Researchers are thus breaking down a preconceived idea: the next pandemic will not come from a virus with a high mortality rate, but from a common virus, the family of those that assail us in winter, such as common rhinoviruses or coronaviruses for example. They are not very deadly but their pandemic potential is enormous. Indeed, the authors point out that in order to destabilize governments, the economy, societies, and all health organizations, mortality is less important than a very high rate of people being sick at the same time. There is evidence that a virus that is not very deadly but highly contagious, especially through the airways, can eventually cause a mass death. This was the case with the Spanish flu (H1N1) which occurred between 1918 and 1919. The virus had a mortality rate of only 2.5 %. Yet its transmission in the air allowed the contagion of hundreds of millions of people worldwide, leading to more than fifty million deaths.

Pandemic agent profile

To reach this conclusion, the researchers led by Amesh Adalja reviewed the literature and published reports on the characteristics of emerging infectious diseases, the pathogenic potential of a host of microorganisms: bacteria, fungi, prions, viruses, protozoa, etc.; interviewed more than 120 technical experts from academia, industry and government; and finally convened a meeting of a subset of these experts to discuss the preliminary analysis of the information gathered by the team. The result is a composite picture of the future pandemic agent.

Its mode of transmission, the team concluded, will most likely be respiratory. It will be contagious during the incubation period, before the onset of symptoms, or when infected individuals show only mild symptoms. Finally, it will require factors specific to the host population (e.g. people not immune to it) and other characteristics of intrinsic microbial pathogenicity (e.g. a low but significant case-fatality rate), all of which together greatly increase the spread of the disease and infection. Among the criteria, the researchers add that this pathogen is distinguished by the fact that no direct treatment or prevention method exists to date against it.

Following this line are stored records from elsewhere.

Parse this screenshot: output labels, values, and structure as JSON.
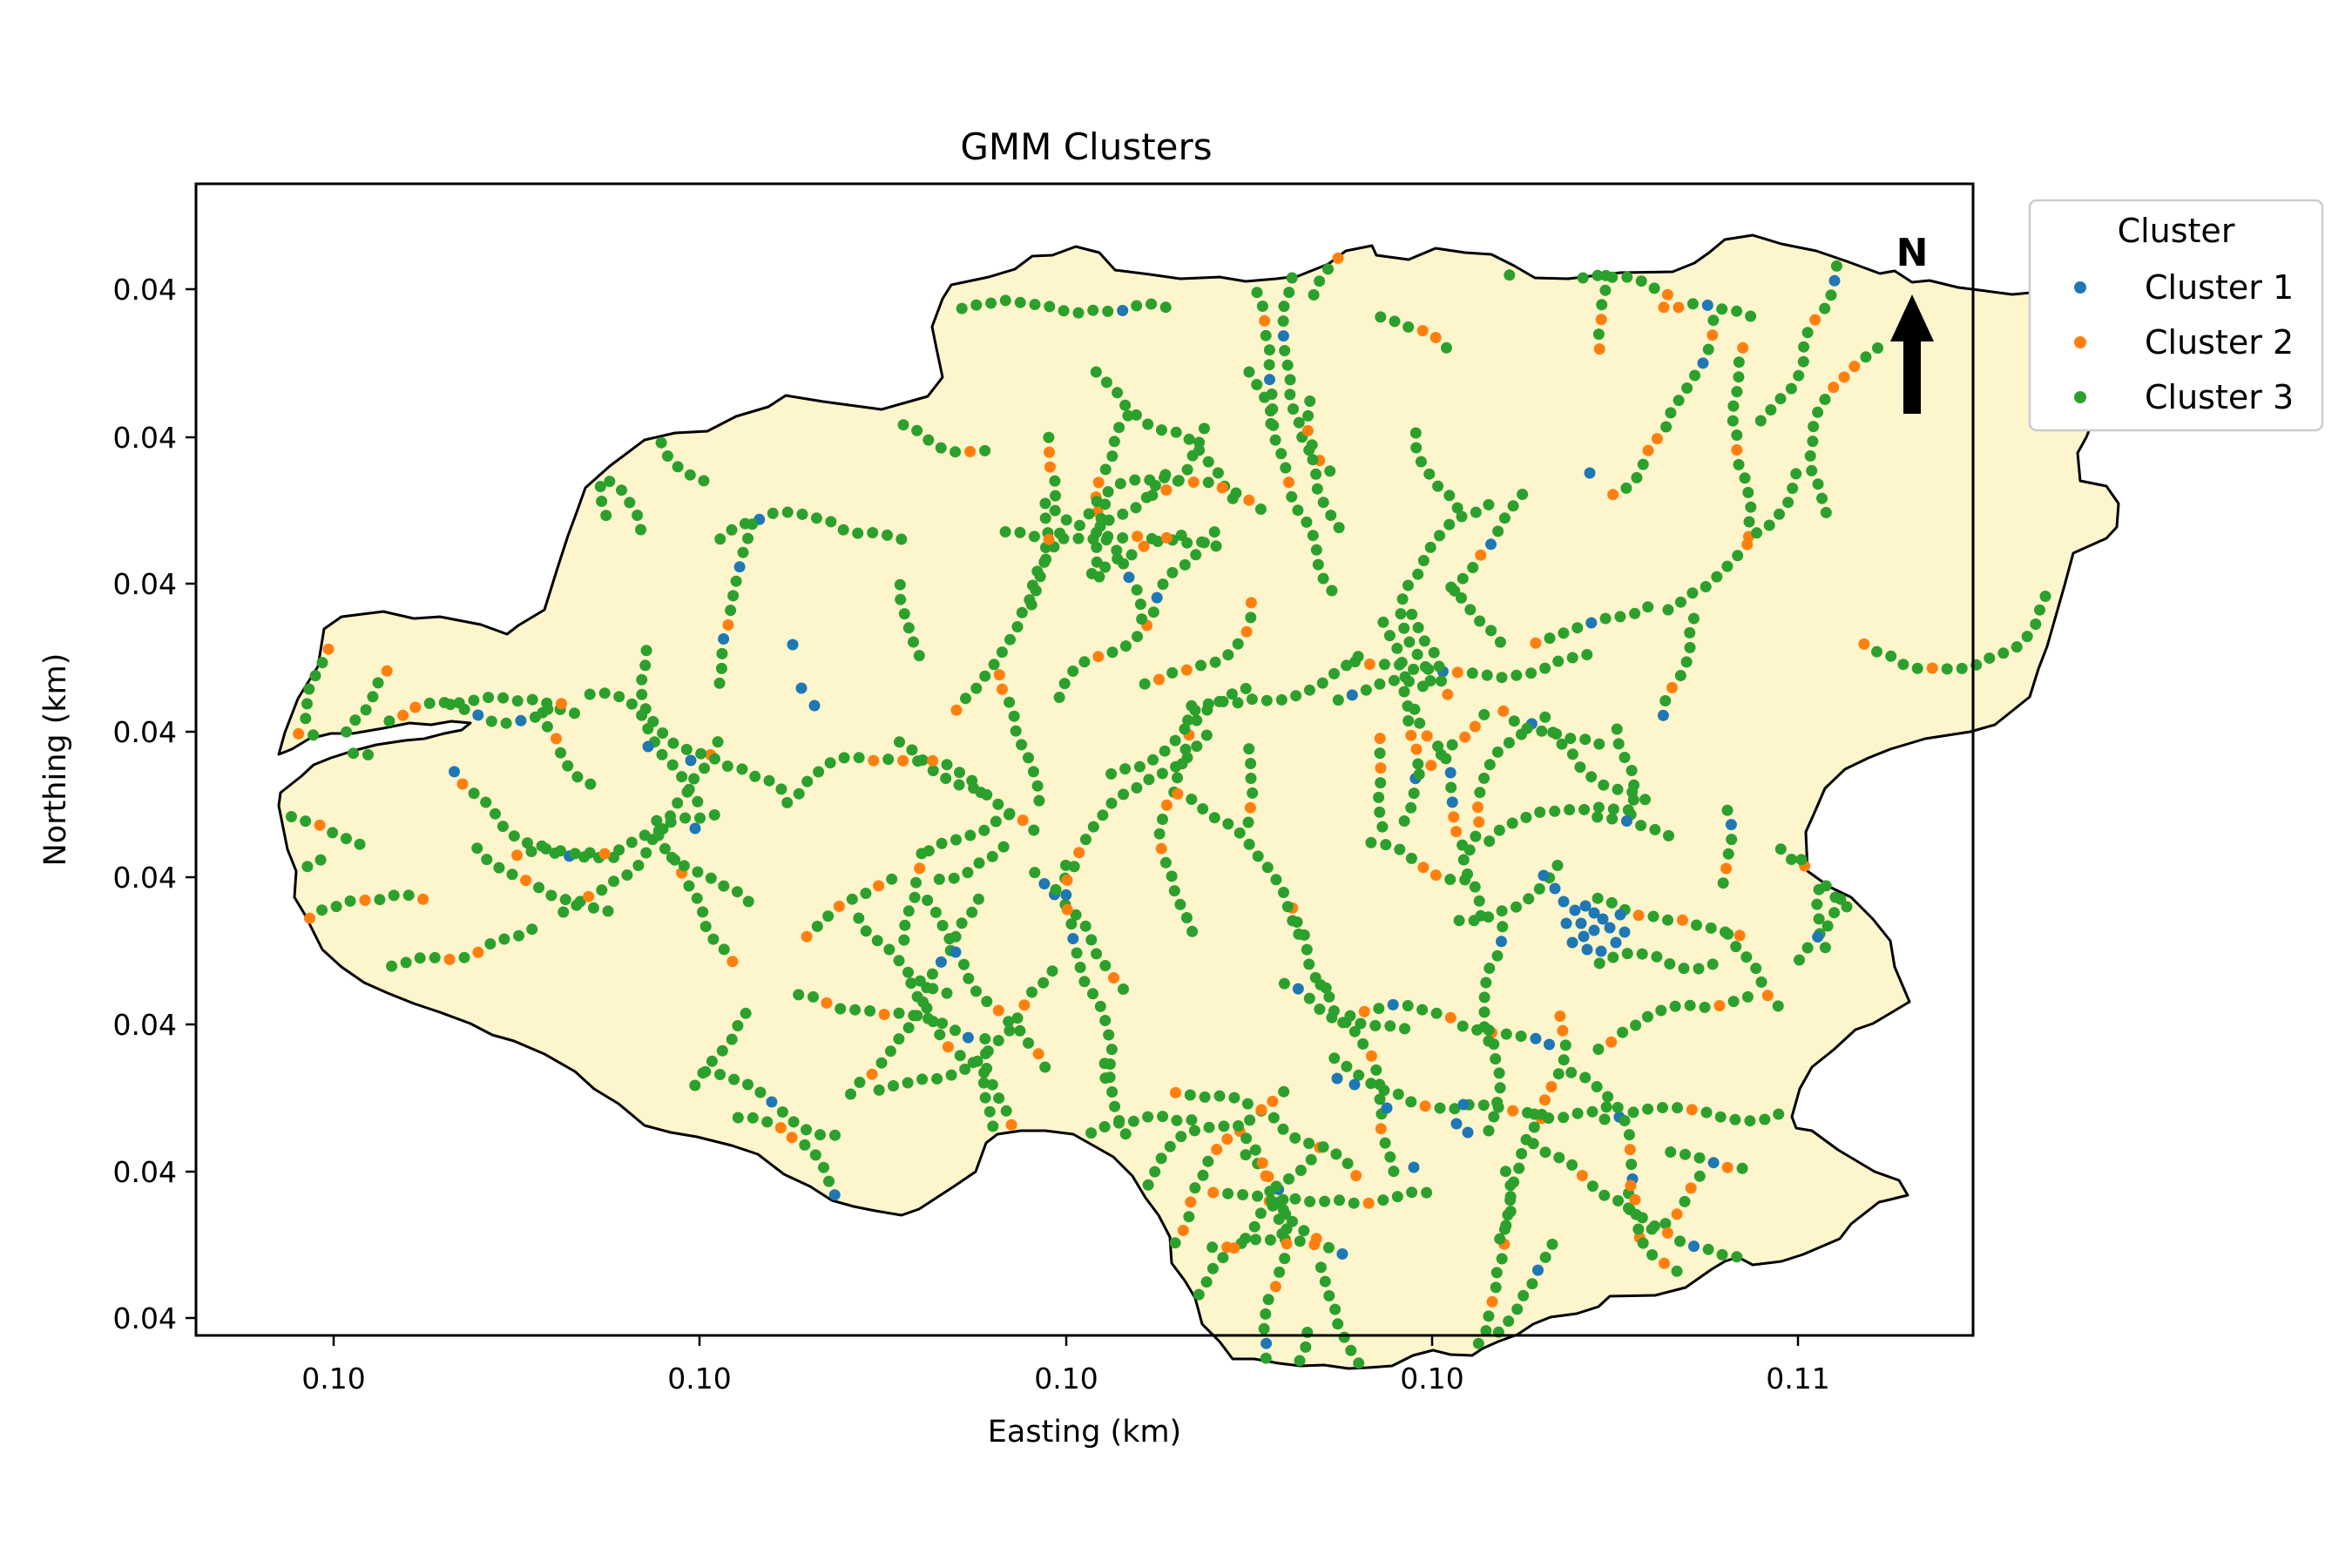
{
  "chart_data": {
    "type": "scatter",
    "title": "GMM Clusters",
    "xlabel": "Easting (km)",
    "ylabel": "Northing (km)",
    "x_ticks": [
      "0.10",
      "0.10",
      "0.10",
      "0.10",
      "0.11"
    ],
    "y_ticks": [
      "0.04",
      "0.04",
      "0.04",
      "0.04",
      "0.04",
      "0.04",
      "0.04",
      "0.04"
    ],
    "grid": false,
    "legend": {
      "title": "Cluster",
      "placement": "outside-top-right",
      "entries": [
        "Cluster 1",
        "Cluster 2",
        "Cluster 3"
      ]
    },
    "north_arrow": "N",
    "series": [
      {
        "name": "Cluster 1",
        "color": "#1f77b4"
      },
      {
        "name": "Cluster 2",
        "color": "#ff7f0e"
      },
      {
        "name": "Cluster 3",
        "color": "#2ca02c"
      }
    ],
    "basin_fill": "#fdf5cc",
    "basin_edge": "#000000"
  }
}
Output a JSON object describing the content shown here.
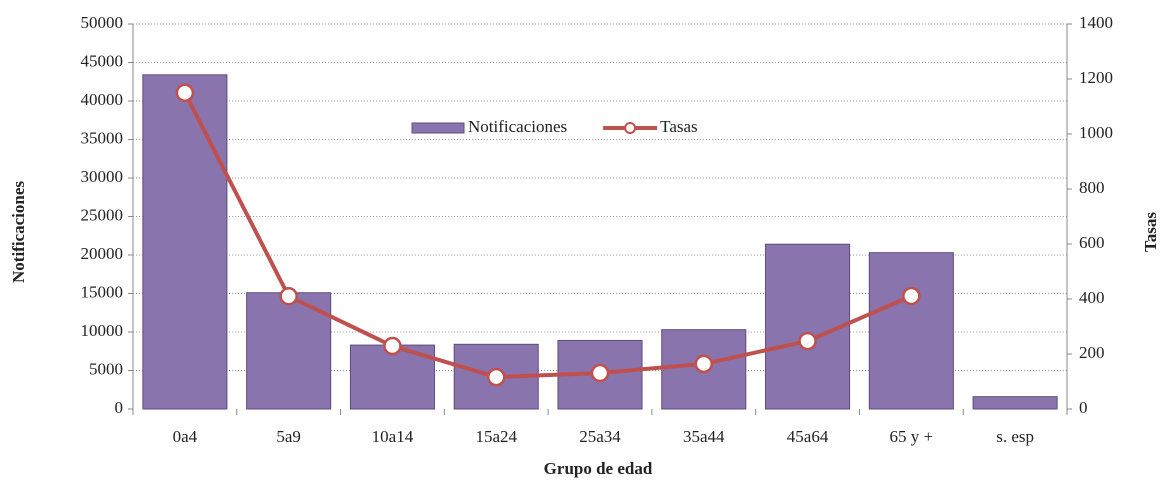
{
  "chart_data": {
    "type": "bar",
    "x_label": "Grupo de edad",
    "y_label": "Notificaciones",
    "y2_label": "Tasas",
    "categories": [
      "0a4",
      "5a9",
      "10a14",
      "15a24",
      "25a34",
      "35a44",
      "45a64",
      "65 y +",
      "s. esp"
    ],
    "series": [
      {
        "name": "Notificaciones",
        "type": "bar",
        "color": "#8a74ad",
        "values": [
          43400,
          15100,
          8300,
          8400,
          8900,
          10300,
          21400,
          20300,
          1600
        ]
      },
      {
        "name": "Tasas",
        "type": "line",
        "axis": "y2",
        "color": "#c0504d",
        "values": [
          1150,
          410,
          229,
          116,
          131,
          164,
          247,
          411,
          null
        ]
      }
    ],
    "ylim": [
      0,
      50000
    ],
    "yticks": [
      0,
      5000,
      10000,
      15000,
      20000,
      25000,
      30000,
      35000,
      40000,
      45000,
      50000
    ],
    "y2lim": [
      0,
      1400
    ],
    "y2ticks": [
      0,
      200,
      400,
      600,
      800,
      1000,
      1200,
      1400
    ],
    "grid": true,
    "legend": "top"
  }
}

The great pandemic that is expected would therefore come from a virus that appears benign but mutates easily to acquire maximum harmfulness. In possession of this sketch, the authors of the report called for a different perspective in our strategies to fight epidemics. The mistake that many have made in recent years has been to focus on certain high-profile RNA viruses such as SARS, for example. As a result, no one was interested in viruses that were not being noticed. The researchers therefore recommended that surveillance of human infections caused by respiratory RNA viruses be made a high priority. Finally, the report called for increased priority for research on vaccines against respiratory RNA viruses, including a universal influenza vaccine.

Were these alerts by the scientists too late or did they go unheeded? The coronavirus on the front pages of newspapers and media around the world is looking more and more like the picture researchers had painted of the next vector of a global pandemic.